The basic breakfast roll pictured above was four bucks, already twice as much as it once shortly ago. I got it somewhere near Sullivan Street, starved out after some bad, expensive coffee that cost just as much. I don't see many bodegas in Manhattan proper anymore, so when I do, I pay my respects.

Staying in Brooklyn, the corner bodegas still offer this type of sandwich, but more and more, they are being pushed out by the cafe bistros that already dominate Manhattan by offering upscale versions of the classic, like the greasy mess of a Reuben pictured here, which was no Reuben in my books. Putting together more expensive ingredients does not a good sandwich make, especially if the maker is unskilled in sandwich preparation. While your storefront may showcase the finest baked sweets, if you don't know how to make a sandwich or pull a long shot, then you are charging twenty bucks for me to look at your haircut. Gentrification has ruined entire neighborhoods, if not entire cities, and certainly, gentrification has not been kind to those who want and who need the cheap eats.
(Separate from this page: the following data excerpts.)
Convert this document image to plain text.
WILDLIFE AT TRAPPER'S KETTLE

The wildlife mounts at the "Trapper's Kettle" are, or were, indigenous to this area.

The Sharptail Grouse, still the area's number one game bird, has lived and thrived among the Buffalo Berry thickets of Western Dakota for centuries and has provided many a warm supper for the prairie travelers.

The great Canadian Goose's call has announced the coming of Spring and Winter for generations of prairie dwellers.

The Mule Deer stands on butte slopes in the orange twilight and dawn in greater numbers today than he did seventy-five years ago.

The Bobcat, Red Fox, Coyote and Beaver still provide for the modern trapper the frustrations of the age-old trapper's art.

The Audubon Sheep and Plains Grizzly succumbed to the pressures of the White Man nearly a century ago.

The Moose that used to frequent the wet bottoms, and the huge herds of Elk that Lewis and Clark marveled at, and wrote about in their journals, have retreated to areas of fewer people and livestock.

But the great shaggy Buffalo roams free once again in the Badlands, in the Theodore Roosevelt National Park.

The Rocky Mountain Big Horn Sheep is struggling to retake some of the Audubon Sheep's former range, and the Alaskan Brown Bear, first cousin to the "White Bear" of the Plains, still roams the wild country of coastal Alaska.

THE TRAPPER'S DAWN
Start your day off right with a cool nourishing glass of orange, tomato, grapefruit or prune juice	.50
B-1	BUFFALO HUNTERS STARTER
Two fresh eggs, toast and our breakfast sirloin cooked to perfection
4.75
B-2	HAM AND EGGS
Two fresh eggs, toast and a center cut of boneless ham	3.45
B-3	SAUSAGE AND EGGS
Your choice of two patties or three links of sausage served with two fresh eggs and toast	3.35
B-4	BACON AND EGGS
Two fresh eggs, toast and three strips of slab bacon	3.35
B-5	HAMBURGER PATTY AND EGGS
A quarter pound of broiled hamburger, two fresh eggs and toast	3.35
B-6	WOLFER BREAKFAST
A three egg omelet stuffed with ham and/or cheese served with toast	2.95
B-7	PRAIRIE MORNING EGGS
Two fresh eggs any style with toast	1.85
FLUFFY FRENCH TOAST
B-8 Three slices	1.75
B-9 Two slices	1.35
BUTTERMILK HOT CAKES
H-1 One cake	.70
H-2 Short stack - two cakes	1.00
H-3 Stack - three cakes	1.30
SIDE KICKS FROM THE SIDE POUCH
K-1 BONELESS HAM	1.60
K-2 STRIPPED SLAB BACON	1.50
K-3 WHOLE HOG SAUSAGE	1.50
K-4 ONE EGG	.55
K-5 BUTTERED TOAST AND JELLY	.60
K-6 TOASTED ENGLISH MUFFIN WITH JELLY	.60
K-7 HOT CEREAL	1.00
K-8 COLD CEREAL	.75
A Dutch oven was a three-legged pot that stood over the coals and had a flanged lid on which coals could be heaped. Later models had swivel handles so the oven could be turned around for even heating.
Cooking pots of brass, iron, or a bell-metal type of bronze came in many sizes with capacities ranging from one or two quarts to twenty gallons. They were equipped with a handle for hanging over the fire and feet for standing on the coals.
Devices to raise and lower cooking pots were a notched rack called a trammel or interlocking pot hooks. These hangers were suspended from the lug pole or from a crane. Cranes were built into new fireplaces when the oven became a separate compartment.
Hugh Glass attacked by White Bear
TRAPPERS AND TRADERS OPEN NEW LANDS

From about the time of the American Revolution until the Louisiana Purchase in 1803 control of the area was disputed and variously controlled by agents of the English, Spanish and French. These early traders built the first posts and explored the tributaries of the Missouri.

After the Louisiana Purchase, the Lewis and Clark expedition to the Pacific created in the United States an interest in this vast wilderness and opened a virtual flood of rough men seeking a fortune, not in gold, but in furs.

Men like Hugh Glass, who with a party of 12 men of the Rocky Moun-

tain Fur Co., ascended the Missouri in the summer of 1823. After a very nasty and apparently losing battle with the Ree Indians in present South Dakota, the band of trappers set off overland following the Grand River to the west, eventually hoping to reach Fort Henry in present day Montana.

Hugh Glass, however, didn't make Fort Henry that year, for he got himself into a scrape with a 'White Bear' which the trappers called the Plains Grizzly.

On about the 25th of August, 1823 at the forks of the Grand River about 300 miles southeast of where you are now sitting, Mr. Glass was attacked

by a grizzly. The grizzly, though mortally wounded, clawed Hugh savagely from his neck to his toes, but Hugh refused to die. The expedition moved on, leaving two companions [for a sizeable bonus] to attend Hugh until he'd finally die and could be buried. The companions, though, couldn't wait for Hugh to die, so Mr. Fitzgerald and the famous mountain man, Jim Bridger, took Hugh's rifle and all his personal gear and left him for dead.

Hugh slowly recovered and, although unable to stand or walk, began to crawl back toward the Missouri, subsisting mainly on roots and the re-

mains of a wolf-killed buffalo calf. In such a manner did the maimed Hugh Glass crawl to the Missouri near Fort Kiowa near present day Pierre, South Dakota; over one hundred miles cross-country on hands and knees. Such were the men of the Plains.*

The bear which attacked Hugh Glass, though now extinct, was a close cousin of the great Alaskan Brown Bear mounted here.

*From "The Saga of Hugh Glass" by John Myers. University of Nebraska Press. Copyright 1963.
Take the famous Katz deli for instance, which is being run by a third generation owner in his late twenties. After 125 years in the business, inflation can't possibly justify half a sandwich a matzo ball soup for close to twenty dollars. People go, I go, for the history, for the pastrami (though pictured below is actually the corned beef), and while there was a line to the door, and the smoked meat was pretty good, this restaurant is actually having a rough go of things as the entire back section was closed off.

I don't know when change needs to happen, or if change only happens when pushed, but from the looks and tastes of it, things are only changing for the worse around here.